Voilà, bien à vous et je suivrai toujours vos critiques avec attention mais ce que j'aime avant tout, c'est le dialogue et le débat !

Lapin Mauve
02/07/2016 à 15:50

Je pense que cet article est un peu hypocrite et témoigne d'une méconnaissance des romans (les morts de Geoffrey et Tywin surviennent dans le même contexte dans le roman. La mort de Jon Snow sert de cliifhanger au 5e volume et je suis certain qu'il va revenir d'une façon proche de celle montrée dans la série).
En gros m. Poucave vous semblez sous-entendre que pour conserver ses qualités, cette série aurait du continuer à massacrer ses personnages les plus sympathiques et les plus aimables afin de constamment décevoir les attentes de spectateurs (idiots ?) gavés de clichés. Ne croyez-vous pas qu'un tel artifice aurait tenu de la recette et aurait rendu GoT tout autant prévisible ("oh ! Comme j'apprécie ce personnage positif et honorable : dommage qu'il soit probablement amené à périr dans d'horribles circonstances !") ?
Pour moi les 2 grands défauts de cette série sont :
- le rythme : un trop grand respect des romans dans les 3 premières saisons pousse les showrunners à accélérer considérablement la cadence, surtout à partir de la saison 5, afin de ne pas être obligé de devoir faire 15 ou 20 saisons.
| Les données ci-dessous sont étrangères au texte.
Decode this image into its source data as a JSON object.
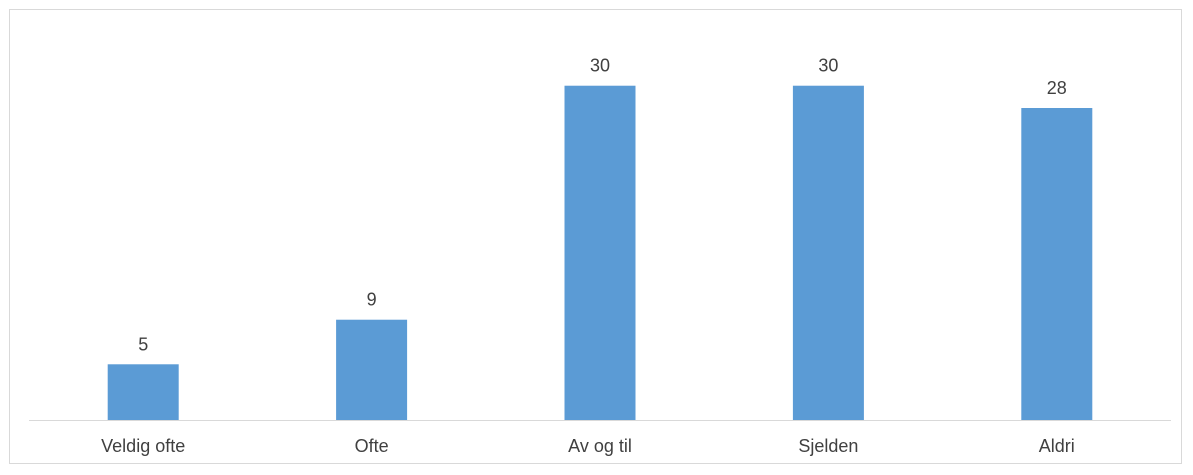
{
  "chart_data": {
    "type": "bar",
    "title": "",
    "xlabel": "",
    "ylabel": "",
    "categories": [
      "Veldig ofte",
      "Ofte",
      "Av og til",
      "Sjelden",
      "Aldri"
    ],
    "values": [
      5,
      9,
      30,
      30,
      28
    ],
    "ylim": [
      0,
      35
    ],
    "grid": false,
    "legend": "none",
    "bar_color": "#5b9bd5",
    "axis_color": "#d9d9d9",
    "label_color": "#404040"
  }
}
En outre ils ne sont pas aidés par le fait qu'ils ne peuvent plus autant se reposer sur les romans et la maitrise narrative de Martin.
- une gestion hasardeuse du temps narratif (problème lié au précédent) : surtout à partir des saisons 4-5, on ressent très rarement le passage du temps dans la série. En effet, des évènements semblent se produire presque simultanément alors qu'un peu plus tard on comprend qu'il a du s'écouler plusieurs jours, semaines, mois entre eux (exemple typique : la téléportation de Varys entre Dorne et la flotte de Daenerys à la fin de l'épisode 0610).
Cordialement.

cepheide
02/07/2016 à 13:35

tres bon article. beaucouo de bon sens. J ai adoré la premiere saison mais mon interet n'a fait que decroitre ensuite (meutre - torture - sexe -torture - viol -torture -inceste - ect) jusqu au degout lié au red wedding. Comment un genie militaire, un stratege qui ne connait que la victoire peut se laisser berner si facilement ?
j'ai donc cessé de regarder mais je ne pouvais cesser de voir les gens en discuter. et bien depuis ce moment les discussions n'ont fait que décliner jusqu a totalement disparaitre.
je me souviens qu'a la fin de la saison 3, je me disais que cette serie etait absurde : tu montes un heros, tu le fais aimer et tu le tues. cette roublardise ne pouvait pas durer. votre article l explique de facon pertinente.

2cloo
02/07/2016 à 00:30

Où est Totemkoff, gendarme des forums,quand Poucave dégouline de mépris :"comme un repaire de geeks, de doux rêveurs, bref une lanterne pour débiles immatures..." ?
Serait il un membre de la rédaction camouflé/planqué derrière ce pseudo ?
Big smiley pour toi Totem :)))

Calyoro
01/07/2016 à 23:02

Il faudrait peut-être lire les livres avant d'écrire un article....

Carolin
01/07/2016 à 20:28

La mort de Joeffrey n'était en aucun cas du " Fan service " comme vous le laissez entendre.